Paul has published over 100 articles and chapters and is co-author or co-editor of eight books, including the Advances in Motivation and Achievement series. He also has served as editor of Educational Psychologist, the American Psychological Association journal for Division 15Educational Psychology. His research has been funded by the National Science Foundation, the Office of Educational Research and Improvement in the Department of Education, the Spencer Foundation, and the Kellogg Foundation.
Paul has served as President of Division 15-Educational Psychology for the American Psychological Association and is currently President-Elect of Division 5-Educational and Instructional Psychology for the International Association of Applied Psychology. He is a Fellow of the American Psychological Association and has been a National Academy of Education Spencer Fellow. He won the 1999 Best Research Review Article Award from the American Educational Research Association. He also has won the Class of 1923 Award from the College of Literature, Science, and Arts and the School of Education at the University of Michigan for excellence in undergraduate teaching.
Dale H. Schunk is Dean of the School of Education and Professor of Curriculum and Instruction at the University of North Carolina at Greensboro. He holds a Ph.D. in Educational Psychology from Stanford University, an M.Ed. from Boston University, and a B.S. from the University of Illinois at Urbana. He has held faculty positions at Purdue University (where he served as Head of the Department of Educational Studies), the University of North Carolina at Chapel Hill (where he also was Chair of the Academic Affairs Institutional Review Board), and the University of Houston.

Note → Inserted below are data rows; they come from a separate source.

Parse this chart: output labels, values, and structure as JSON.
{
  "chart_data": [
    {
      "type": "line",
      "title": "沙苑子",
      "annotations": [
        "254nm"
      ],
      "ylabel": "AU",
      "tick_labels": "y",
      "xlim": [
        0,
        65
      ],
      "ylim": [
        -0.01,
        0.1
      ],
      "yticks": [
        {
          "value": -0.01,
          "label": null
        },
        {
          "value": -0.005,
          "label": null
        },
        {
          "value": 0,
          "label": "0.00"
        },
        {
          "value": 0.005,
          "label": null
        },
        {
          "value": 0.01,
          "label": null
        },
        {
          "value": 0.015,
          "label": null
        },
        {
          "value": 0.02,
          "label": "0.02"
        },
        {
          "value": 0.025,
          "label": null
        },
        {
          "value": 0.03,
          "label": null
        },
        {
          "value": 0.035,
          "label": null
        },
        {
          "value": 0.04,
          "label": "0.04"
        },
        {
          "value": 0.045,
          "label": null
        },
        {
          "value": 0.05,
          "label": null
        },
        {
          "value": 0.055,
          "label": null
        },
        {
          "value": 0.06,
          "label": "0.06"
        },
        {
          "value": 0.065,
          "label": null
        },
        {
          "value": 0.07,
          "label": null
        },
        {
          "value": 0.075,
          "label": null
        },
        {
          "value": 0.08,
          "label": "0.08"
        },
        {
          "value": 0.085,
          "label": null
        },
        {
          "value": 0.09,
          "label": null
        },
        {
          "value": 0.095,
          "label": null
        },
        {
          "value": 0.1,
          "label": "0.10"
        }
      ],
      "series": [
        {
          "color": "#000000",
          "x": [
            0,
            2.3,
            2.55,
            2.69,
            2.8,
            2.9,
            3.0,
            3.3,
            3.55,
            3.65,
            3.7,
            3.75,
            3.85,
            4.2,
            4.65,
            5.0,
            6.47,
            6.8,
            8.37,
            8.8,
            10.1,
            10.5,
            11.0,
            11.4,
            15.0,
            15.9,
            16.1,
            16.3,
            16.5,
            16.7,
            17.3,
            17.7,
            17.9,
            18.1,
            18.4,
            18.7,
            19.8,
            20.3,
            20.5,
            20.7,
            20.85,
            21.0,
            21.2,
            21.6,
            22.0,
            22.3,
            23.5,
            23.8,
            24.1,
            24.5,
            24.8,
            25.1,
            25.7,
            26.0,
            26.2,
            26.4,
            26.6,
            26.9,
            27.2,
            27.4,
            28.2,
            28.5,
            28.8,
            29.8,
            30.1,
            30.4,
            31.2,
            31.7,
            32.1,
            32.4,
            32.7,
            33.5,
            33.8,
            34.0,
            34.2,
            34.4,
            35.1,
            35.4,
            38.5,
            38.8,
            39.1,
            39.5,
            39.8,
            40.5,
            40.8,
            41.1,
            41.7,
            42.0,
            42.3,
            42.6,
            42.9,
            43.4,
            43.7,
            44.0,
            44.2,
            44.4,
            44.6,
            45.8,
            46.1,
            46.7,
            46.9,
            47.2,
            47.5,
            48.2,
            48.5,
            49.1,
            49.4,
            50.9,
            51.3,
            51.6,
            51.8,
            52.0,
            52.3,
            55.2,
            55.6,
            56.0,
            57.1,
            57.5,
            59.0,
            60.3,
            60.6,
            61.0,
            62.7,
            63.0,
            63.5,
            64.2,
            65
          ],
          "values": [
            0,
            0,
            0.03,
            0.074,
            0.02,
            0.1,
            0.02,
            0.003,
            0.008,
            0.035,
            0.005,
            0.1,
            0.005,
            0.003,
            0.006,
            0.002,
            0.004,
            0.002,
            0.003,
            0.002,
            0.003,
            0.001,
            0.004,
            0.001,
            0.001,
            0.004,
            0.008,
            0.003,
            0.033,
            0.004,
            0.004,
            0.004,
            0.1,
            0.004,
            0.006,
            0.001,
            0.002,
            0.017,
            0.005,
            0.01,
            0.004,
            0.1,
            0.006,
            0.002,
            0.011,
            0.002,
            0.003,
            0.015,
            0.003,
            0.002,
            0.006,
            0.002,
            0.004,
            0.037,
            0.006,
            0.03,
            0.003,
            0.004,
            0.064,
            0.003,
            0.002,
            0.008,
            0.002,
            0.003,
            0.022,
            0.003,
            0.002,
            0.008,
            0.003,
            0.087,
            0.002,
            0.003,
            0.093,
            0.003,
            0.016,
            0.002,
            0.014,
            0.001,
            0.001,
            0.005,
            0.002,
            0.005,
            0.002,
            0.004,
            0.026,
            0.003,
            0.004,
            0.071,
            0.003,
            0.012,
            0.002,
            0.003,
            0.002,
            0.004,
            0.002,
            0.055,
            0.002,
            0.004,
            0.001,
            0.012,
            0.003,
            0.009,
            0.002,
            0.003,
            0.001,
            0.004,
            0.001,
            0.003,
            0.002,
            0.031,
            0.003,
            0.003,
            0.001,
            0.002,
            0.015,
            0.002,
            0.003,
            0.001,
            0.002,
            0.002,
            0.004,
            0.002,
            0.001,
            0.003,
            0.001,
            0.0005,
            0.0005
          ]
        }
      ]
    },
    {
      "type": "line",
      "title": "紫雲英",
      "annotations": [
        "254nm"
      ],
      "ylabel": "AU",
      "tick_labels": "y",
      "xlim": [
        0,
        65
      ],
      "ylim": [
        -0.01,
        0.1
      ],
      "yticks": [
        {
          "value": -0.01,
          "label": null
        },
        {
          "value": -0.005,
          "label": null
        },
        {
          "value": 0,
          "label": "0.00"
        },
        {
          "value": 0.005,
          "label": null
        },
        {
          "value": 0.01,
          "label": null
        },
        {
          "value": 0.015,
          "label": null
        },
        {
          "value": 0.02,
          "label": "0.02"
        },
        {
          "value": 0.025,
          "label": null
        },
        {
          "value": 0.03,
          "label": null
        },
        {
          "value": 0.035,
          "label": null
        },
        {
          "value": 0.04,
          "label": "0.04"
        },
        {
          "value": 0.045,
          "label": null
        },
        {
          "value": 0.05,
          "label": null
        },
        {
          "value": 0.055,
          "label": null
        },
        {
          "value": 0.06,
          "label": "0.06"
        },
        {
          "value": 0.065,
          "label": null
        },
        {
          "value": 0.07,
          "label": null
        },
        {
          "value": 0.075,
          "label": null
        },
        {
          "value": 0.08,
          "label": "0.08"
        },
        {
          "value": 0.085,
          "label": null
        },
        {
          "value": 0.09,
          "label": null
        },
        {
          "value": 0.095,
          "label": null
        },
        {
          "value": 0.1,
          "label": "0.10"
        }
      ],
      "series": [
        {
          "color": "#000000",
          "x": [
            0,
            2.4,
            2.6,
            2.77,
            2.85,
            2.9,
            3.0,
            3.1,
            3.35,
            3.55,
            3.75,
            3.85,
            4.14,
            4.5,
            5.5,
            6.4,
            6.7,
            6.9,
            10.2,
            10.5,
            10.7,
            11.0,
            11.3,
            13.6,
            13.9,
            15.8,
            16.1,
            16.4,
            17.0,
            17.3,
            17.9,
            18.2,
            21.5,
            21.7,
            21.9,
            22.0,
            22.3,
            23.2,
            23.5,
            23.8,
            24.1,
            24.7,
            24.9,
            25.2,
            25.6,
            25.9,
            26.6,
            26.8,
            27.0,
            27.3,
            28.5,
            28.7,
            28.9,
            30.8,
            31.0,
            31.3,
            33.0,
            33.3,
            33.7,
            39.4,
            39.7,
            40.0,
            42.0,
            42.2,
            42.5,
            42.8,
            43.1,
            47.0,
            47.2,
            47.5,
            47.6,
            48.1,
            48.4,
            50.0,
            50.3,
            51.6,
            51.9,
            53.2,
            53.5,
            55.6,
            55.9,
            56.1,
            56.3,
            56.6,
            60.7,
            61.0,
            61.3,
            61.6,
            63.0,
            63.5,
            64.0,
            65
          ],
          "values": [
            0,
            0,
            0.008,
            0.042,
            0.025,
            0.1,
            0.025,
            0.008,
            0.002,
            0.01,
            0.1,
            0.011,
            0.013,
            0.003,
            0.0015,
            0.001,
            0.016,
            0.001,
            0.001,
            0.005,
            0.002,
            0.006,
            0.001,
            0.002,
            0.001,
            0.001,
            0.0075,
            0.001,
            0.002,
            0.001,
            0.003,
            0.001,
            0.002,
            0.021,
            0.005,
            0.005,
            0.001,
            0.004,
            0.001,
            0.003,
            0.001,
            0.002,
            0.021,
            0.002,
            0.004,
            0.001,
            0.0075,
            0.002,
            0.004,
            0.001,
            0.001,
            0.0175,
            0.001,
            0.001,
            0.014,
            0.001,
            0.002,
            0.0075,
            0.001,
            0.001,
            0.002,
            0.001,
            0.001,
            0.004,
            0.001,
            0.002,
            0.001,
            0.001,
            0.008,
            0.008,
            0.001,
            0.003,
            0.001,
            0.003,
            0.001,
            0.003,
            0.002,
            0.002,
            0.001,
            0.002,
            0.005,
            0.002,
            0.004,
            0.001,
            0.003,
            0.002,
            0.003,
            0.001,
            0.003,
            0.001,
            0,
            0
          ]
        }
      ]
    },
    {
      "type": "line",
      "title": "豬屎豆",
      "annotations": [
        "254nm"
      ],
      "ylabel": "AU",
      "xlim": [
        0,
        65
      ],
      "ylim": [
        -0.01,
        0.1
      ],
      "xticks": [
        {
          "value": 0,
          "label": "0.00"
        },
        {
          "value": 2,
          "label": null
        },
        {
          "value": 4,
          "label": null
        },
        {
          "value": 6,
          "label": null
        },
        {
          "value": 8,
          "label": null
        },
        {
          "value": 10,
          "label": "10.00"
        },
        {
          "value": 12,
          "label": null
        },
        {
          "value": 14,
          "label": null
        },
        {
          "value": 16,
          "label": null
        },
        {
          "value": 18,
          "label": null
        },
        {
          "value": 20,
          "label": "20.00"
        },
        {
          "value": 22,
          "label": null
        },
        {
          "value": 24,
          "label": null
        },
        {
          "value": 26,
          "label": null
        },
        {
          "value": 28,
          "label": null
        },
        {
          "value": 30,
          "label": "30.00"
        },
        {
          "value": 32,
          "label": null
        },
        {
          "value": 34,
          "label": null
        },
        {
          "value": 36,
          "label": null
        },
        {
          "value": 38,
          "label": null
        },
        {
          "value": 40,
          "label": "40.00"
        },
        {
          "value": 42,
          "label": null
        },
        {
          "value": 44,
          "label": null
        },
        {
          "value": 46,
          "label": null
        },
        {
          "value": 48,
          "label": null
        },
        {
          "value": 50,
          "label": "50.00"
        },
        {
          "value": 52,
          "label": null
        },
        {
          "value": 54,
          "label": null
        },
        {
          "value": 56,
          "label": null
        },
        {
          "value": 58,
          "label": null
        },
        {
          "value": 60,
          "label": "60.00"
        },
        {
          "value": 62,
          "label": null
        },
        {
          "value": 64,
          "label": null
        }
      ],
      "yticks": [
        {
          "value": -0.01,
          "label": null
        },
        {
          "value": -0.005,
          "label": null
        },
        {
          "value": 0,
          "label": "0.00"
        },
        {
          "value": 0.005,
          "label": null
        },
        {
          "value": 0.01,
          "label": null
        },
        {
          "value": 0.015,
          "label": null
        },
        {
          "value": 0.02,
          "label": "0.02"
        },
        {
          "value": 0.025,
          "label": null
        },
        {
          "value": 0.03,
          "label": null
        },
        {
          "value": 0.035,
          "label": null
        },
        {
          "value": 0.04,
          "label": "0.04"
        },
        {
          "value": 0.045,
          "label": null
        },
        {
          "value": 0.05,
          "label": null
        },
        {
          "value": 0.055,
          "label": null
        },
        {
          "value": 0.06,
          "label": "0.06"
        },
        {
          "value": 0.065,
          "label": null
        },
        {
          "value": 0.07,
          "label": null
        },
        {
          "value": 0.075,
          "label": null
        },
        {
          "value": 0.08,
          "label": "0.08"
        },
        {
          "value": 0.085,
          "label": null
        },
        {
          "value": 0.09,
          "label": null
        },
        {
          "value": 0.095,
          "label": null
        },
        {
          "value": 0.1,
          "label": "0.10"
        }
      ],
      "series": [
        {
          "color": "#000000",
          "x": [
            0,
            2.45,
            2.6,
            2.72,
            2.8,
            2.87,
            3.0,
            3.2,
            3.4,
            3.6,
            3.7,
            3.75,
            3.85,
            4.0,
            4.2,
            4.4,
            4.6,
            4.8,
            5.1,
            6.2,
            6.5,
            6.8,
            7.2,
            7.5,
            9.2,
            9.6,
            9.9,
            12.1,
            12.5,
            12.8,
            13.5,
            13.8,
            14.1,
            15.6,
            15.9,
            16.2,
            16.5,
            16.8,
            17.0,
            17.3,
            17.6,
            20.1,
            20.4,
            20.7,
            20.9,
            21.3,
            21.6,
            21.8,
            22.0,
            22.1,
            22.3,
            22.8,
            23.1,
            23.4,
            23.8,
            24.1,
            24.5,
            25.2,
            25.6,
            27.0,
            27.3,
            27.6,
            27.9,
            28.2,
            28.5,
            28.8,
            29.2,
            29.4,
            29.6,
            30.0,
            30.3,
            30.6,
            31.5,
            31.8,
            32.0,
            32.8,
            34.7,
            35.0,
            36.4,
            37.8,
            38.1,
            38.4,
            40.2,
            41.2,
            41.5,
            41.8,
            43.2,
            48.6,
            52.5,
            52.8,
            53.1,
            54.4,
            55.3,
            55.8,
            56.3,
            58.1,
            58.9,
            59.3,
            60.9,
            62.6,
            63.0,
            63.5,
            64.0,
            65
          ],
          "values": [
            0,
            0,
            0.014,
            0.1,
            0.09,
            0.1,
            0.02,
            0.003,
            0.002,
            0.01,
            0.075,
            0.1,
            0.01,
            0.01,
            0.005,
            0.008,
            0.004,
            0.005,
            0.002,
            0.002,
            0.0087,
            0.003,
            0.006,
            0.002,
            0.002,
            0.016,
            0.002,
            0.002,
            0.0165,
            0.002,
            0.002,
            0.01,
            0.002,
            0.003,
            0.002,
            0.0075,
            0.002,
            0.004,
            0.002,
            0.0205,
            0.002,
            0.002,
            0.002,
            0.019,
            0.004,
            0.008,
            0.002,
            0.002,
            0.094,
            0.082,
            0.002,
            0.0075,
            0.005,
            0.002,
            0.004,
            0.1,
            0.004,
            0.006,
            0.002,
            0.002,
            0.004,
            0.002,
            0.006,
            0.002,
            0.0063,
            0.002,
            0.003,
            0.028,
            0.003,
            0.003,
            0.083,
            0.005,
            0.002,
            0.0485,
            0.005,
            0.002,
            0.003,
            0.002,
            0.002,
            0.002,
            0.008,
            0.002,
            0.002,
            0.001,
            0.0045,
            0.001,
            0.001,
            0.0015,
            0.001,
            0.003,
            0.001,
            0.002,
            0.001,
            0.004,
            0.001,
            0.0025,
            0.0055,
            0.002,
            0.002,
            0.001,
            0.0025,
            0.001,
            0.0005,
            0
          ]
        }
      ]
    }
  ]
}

Dale has edited six books, is author of Learning Theories: An Educational Perspective (Prentice Hall, 2000) and over 80 articles and book chapters. He has served as President of Division 15-Educational Psychology for the American Psychological Association and as Secretary of Division C-Learning and Instruction for the American Educational Research Association. He is presently a member of the editorial boards of three professional journals.
Dale's teaching and research interests include learning, motivation, and self-regulation. He has received the Early Career Contributions Award in Educational Psychology from the American Psychological Association, the Albert J. Harris Research Award from the International Reading Association, and the Outstanding Service Award from the Purdue University School of Education.